SharePoint Server 2007 takes advantage of the .Net 3 platform, and can be used to build and manage workflows with the Windows Workflow Foundation. Workflows can be used to link documents and people together, and can even be used with the Forms Server.

Basic search

There's a junior member of the SharePoint Server family. A basic search version adds enterprise search to 2007 Office system, and two versions of SharePoint Server for Search are available, each with different index size limits. You can treat this as the missing piece of the Vista indexing tools, indexing your network alongside your PCs.

Microsoft Project 2007 isn't everyone's cup of tea, but project managers will find its new features useful. What-if scenario planning helps develop contingency plans, while 'change highlights' show just what effects each change has on the whole project plan.

A new version of Project Server will help work with larger projects, and a new product, Project Portfolio Server, is designed to handle many large projects at once, with tools to calculate resource and financial plans.

The new version of Office is a sea change for Microsoft - an innovative interface for end-users and plenty of advantages for business. Outlook 2007 is streets ahead of any previous version for organising information and managing your time.

Access 2007 is finally accessible to the average user. Excel makes existing features far easier to find and use and adds powerful new tools for visualising information. Word and PowerPoint have fewer brand new tools, but the ribbon interface makes them shine again.

The advantages go beyond the core apps. Despite imperfections, OneNote has grown up to be a powerful and flexible information organiser that makes working on multiple PCs or collaborating with other users a snap.
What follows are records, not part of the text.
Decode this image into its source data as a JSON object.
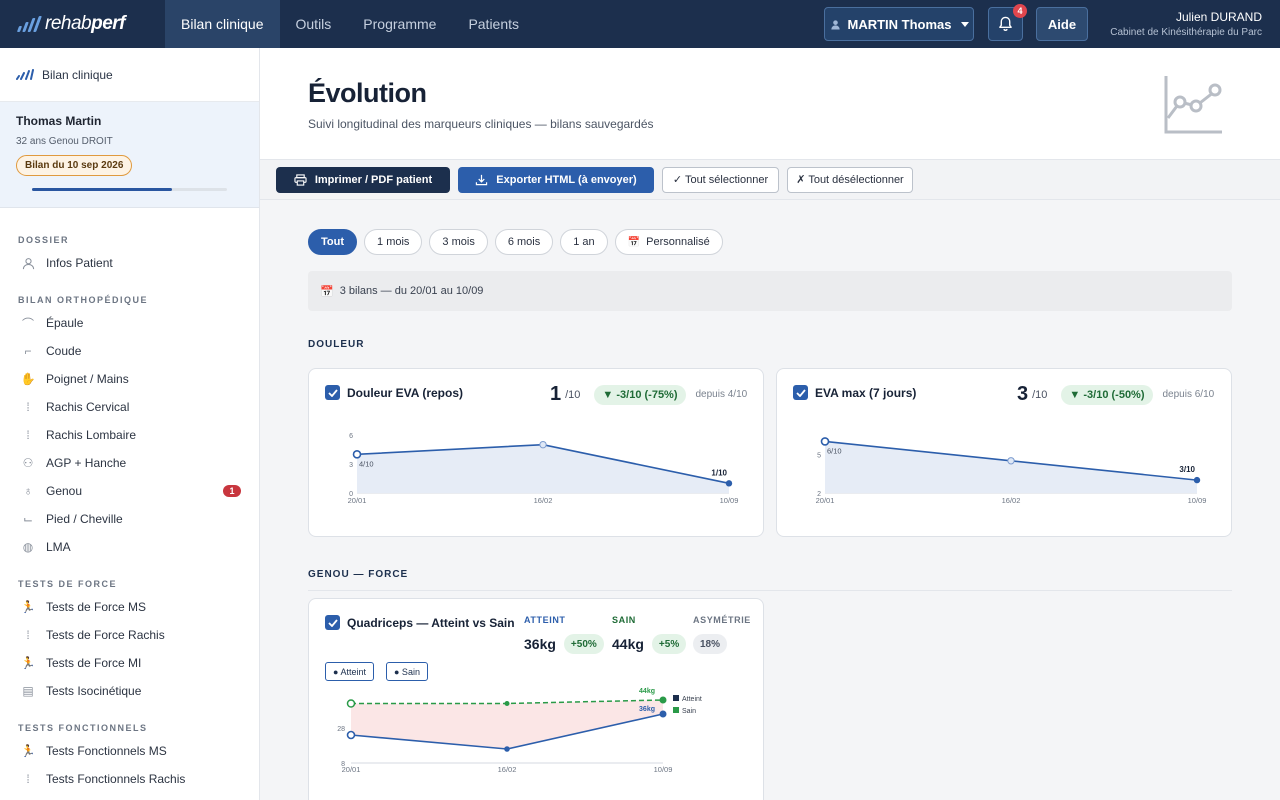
{
  "topbar": {
    "logo_a": "rehab",
    "logo_b": "perf",
    "tabs": [
      {
        "label": "Bilan clinique",
        "active": true
      },
      {
        "label": "Outils"
      },
      {
        "label": "Programme"
      },
      {
        "label": "Patients"
      }
    ],
    "patient_selector": "MARTIN Thomas",
    "notifications_count": "4",
    "help_label": "Aide",
    "user_name": "Julien DURAND",
    "user_cabinet": "Cabinet de Kinésithérapie du Parc"
  },
  "sidebar": {
    "header": "Bilan clinique",
    "patient": {
      "name": "Thomas Martin",
      "info": "32 ans Genou DROIT",
      "bilan": "Bilan du 10 sep 2026",
      "progress": 0.72
    },
    "sections": {
      "dossier": "DOSSIER",
      "ortho": "BILAN ORTHOPÉDIQUE",
      "force": "TESTS DE FORCE",
      "fonc": "TESTS FONCTIONNELS"
    },
    "items": {
      "infos": "Infos Patient",
      "epaule": "Épaule",
      "coude": "Coude",
      "poignet": "Poignet / Mains",
      "cervical": "Rachis Cervical",
      "lombaire": "Rachis Lombaire",
      "hanche": "AGP + Hanche",
      "genou": "Genou",
      "genou_count": "1",
      "pied": "Pied / Cheville",
      "lma": "LMA",
      "force_ms": "Tests de Force MS",
      "force_rachis": "Tests de Force Rachis",
      "force_mi": "Tests de Force MI",
      "iso": "Tests Isocinétique",
      "fonc_ms": "Tests Fonctionnels MS",
      "fonc_rachis": "Tests Fonctionnels Rachis"
    }
  },
  "main": {
    "title": "Évolution",
    "subtitle": "Suivi longitudinal des marqueurs cliniques — bilans sauvegardés",
    "toolbar": {
      "print": "Imprimer / PDF patient",
      "export": "Exporter HTML (à envoyer)",
      "select_all": "✓ Tout sélectionner",
      "deselect_all": "✗ Tout désélectionner"
    },
    "filters": [
      "Tout",
      "1 mois",
      "3 mois",
      "6 mois",
      "1 an"
    ],
    "filter_custom": "Personnalisé",
    "range": "3 bilans — du 20/01 au 10/09",
    "section_douleur": "DOULEUR",
    "section_genou": "GENOU — FORCE"
  },
  "cards": {
    "eva_repos": {
      "title": "Douleur EVA (repos)",
      "value": "1",
      "unit": "/10",
      "delta": "▼ -3/10 (-75%)",
      "since": "depuis 4/10"
    },
    "eva_max": {
      "title": "EVA max (7 jours)",
      "value": "3",
      "unit": "/10",
      "delta": "▼ -3/10 (-50%)",
      "since": "depuis 6/10"
    },
    "quadriceps": {
      "title": "Quadriceps — Atteint vs Sain",
      "atteint_label": "ATTEINT",
      "atteint_value": "36kg",
      "atteint_delta": "+50%",
      "sain_label": "SAIN",
      "sain_value": "44kg",
      "sain_delta": "+5%",
      "asym_label": "ASYMÉTRIE",
      "asym_value": "18%",
      "legend_atteint": "● Atteint",
      "legend_sain": "● Sain"
    }
  },
  "colors": {
    "primary": "#1c2f4d",
    "accent": "#2c5eab",
    "success": "#2a9a48",
    "alert": "#c8363e"
  },
  "chart_data": [
    {
      "type": "area",
      "title": "Douleur EVA (repos)",
      "x": [
        "20/01",
        "16/02",
        "10/09"
      ],
      "y": [
        4,
        5,
        1
      ],
      "yticks": [
        "0",
        "3",
        "6"
      ],
      "ylim": [
        0,
        6
      ],
      "annotations": [
        "4/10",
        "1/10"
      ]
    },
    {
      "type": "area",
      "title": "EVA max (7 jours)",
      "x": [
        "20/01",
        "16/02",
        "10/09"
      ],
      "y": [
        6,
        4.5,
        3
      ],
      "yticks": [
        "2",
        "5"
      ],
      "ylim": [
        2,
        6.5
      ],
      "annotations": [
        "6/10",
        "3/10"
      ]
    },
    {
      "type": "line",
      "title": "Quadriceps — Atteint vs Sain",
      "x": [
        "20/01",
        "16/02",
        "10/09"
      ],
      "yticks": [
        "8",
        "28"
      ],
      "ylim": [
        8,
        48
      ],
      "series": [
        {
          "name": "Atteint",
          "values": [
            24,
            16,
            36
          ],
          "end_label": "36kg"
        },
        {
          "name": "Sain",
          "values": [
            42,
            42,
            44
          ],
          "end_label": "44kg"
        }
      ]
    }
  ]
}
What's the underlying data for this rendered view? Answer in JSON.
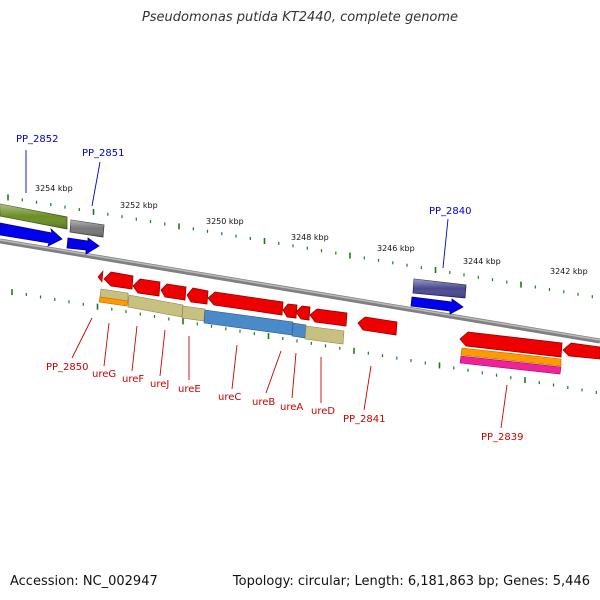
{
  "title": "Pseudomonas putida KT2440, complete genome",
  "accession": "Accession: NC_002947",
  "topology": "Topology: circular; Length: 6,181,863 bp; Genes: 5,446",
  "scale_labels": [
    "3254 kbp",
    "3252 kbp",
    "3250 kbp",
    "3248 kbp",
    "3246 kbp",
    "3244 kbp",
    "3242 kbp"
  ],
  "blue_labels": [
    "PP_2852",
    "PP_2851",
    "PP_2840"
  ],
  "red_labels": [
    "PP_2850",
    "ureG",
    "ureF",
    "ureJ",
    "ureE",
    "ureC",
    "ureB",
    "ureA",
    "ureD",
    "PP_2841",
    "PP_2839"
  ],
  "colors": {
    "backbone": "#808080",
    "scale_tick": "#1a7a1a",
    "gene_red": "#ee0000",
    "gene_blue": "#0000ee",
    "cds_olive": "#6b8e23",
    "cds_khaki": "#c8c080",
    "cds_steelblue": "#4a8ac8",
    "cds_orange": "#ff9900",
    "cds_magenta": "#ee2299",
    "cds_gray": "#777777",
    "cds_slate": "#484890",
    "label_blue": "#0000cc",
    "label_red": "#cc0000"
  }
}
Home users do well here as the Home & Student Edition has multiple licences for OneNote too.

Groove emerges from its transition to Microsoft without the bonsai features trimming that cut Visio down to size; you still get powerful and straightforward collaboration and file synchronisation. SharePoint Designer may look like FrontPage but it's better behaved and understands the new generation of web design standards, even if it is from a Microsoft perspective. Excel and form publishing are what larger businesses have been demanding for years.

Pick a version without the also-rans to get the best value, although even with eight versions Microsoft doesn't make that easy. InfoPath is an excellent, flexible application for enterprise forms design, which only a fraction of users need. Publisher and Visio are competent rather than exciting.

Communicator will need Live Communication Server to work and doesn't ship for months. With all that, Office finally starts to feel more like a suite than a boxful of separate applications, and it's a suite offering a productive new way of working you can't find anywhere else.